それから翌年、追いかけるようにアメリカに行き、彼女が居る東部、ワシントンDC周辺に3か月留まった。(前回より)


1965年2月12日の夜明け直前、文龍明は韓国の土が入ったスーツケースを携えて、ひとまずサンフランシスコ国際空港に降り立った。
出迎えた現地の弟子たちが、車で一行を小高い丘の上まで連れて行った。
彼らはそこから都市を見下ろし、朝鮮シャーマニズムの地政学的攻略方法により、5方向の神将軍に祈祷後、韓国から持ち込んだ一握りの土を埋めると、その場を彼らの“聖地” と決めて杭を打ち込んだ。

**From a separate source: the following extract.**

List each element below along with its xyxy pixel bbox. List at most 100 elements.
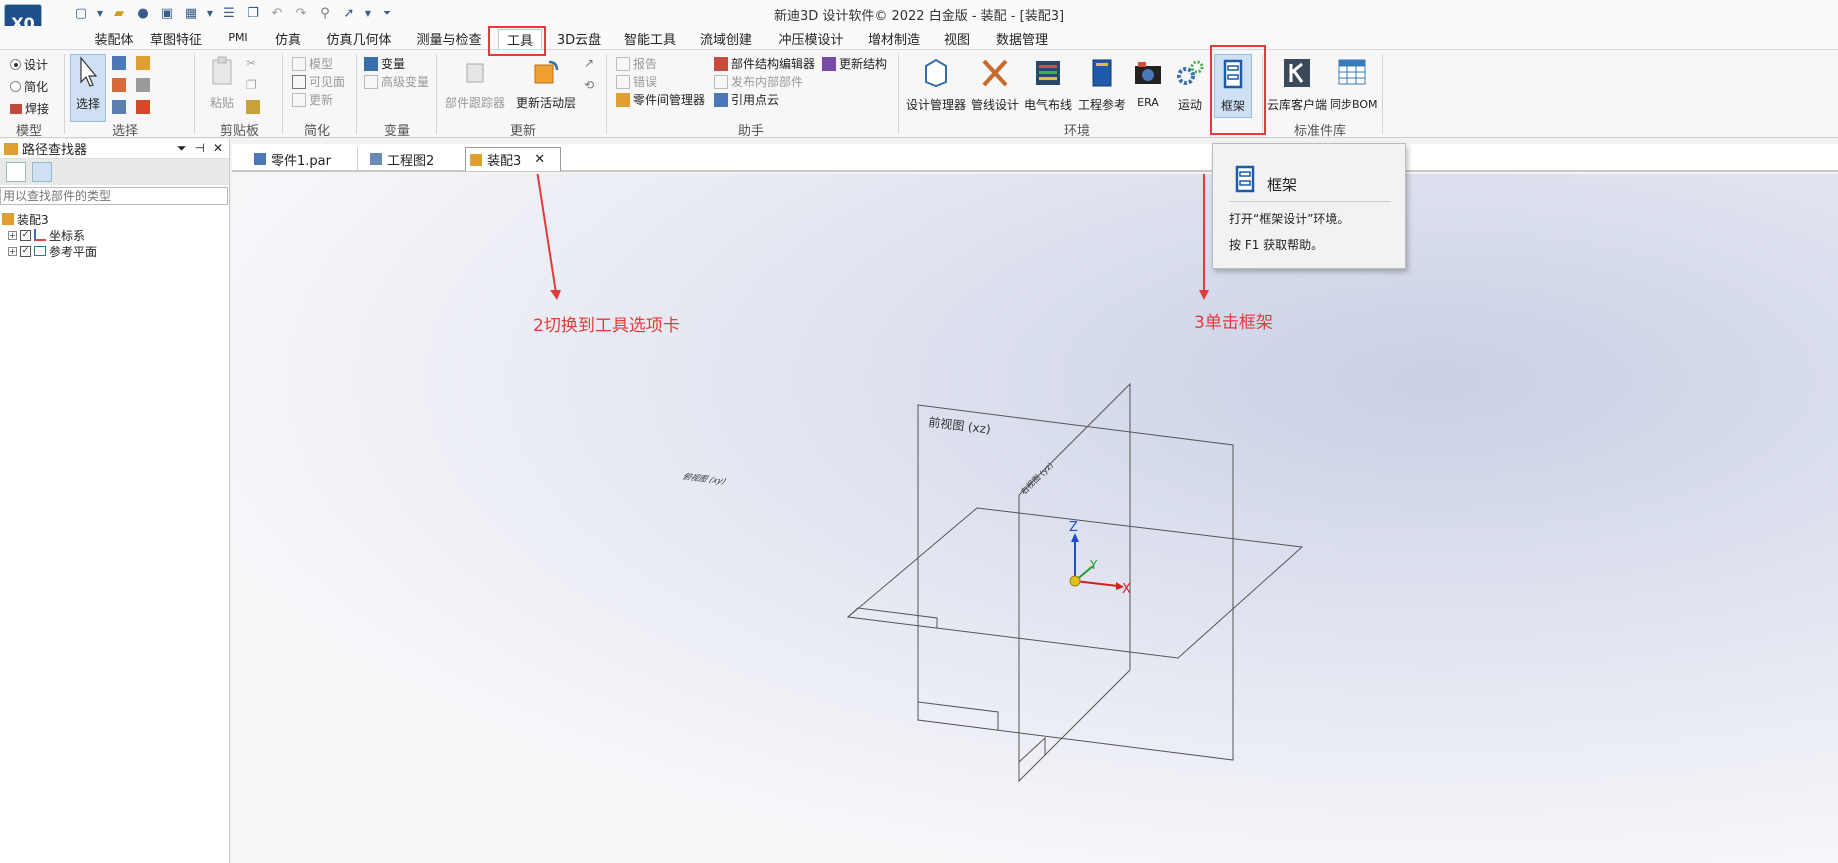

次の1か月、彼は青いプリマスのワゴン車でアメリカ横断の旅を楽しみつつ、計55か所で同様の儀式を行い聖地を決定した。
3月14日にはワシントンDCで、国会議事堂の西側芝生の真ん中にある大きな常緑樹の下と、ホワイトハウス前の楕円形の場所に、韓国の石と土を埋めて聖地を作り、杭を打ち込んだ。


文教祖はDC近郊にある朴ポヒの家に滞在していた。
折に触れて彼は言った。
「おい、淳華を呼んでくれ」
すると日本人の信者運転手が彼女のアパートに迎えに行き、彼女を乗せて朴家に連れてくる。
そして朴ポヒの書斎の隣のゆったりとした部屋で密会を楽しむのだ。

「淳華、わしらは子供を作らなくてはいけないよ。
 うん、淳華はわしの息子を生まなければならない。
 すべてを危険にさらしてでも
 神の摂理にどうしても必要なことだというんだね」

「あら、子供ならもう何人もいらっしゃるじゃありませんか。
 それに私は学業のこともありますし‥‥」

「何を言う、あの深夜の聖婚式は何のために挙げたんだ?
いいか、すべーてのことは神様の言うに言われぬ復帰の心情の解放のためだというんだね。
これからの摂理はだんだんアメリカが重要になってくるだろう。
世界摂理の中心がアメリカになり、そうなればわしも拠点を移すんだ、そして、」
彼は口先でどうにでもなる上手いことを、ピロートークで次々に繰り出した。

崔淳華は目を閉じたままで尋ねた。
「鶴子さんたちはどうなりますの?」

「レアの鶴子と子供らは、韓国におればいいさ。
真の母にはそう簡単になれるものでないことは最初から言ってある。
今回の、きみを通して息子を得る計画のことも告げて来た。
気になるだろうが、元はと言えば、きみの姉さんが裏切ったから、こういうことになったんだ。
わしはラケルであるきみのもとで居を構え、それが本然の真の父母、真の家庭となるんだ。
崔家には重要な使命があると最初から言ってるだろ? 
きみのお母さんの得三さんが鶴子をうまくいい含めてくれるだろう。
崔家が立たなくては世界摂理はうまく進まない。
だからね、淳華、おれの息子をたくさん生んでくれよッわ〜ッ」
彼はそこで何度目かに果てて、その日はそれっきりになった。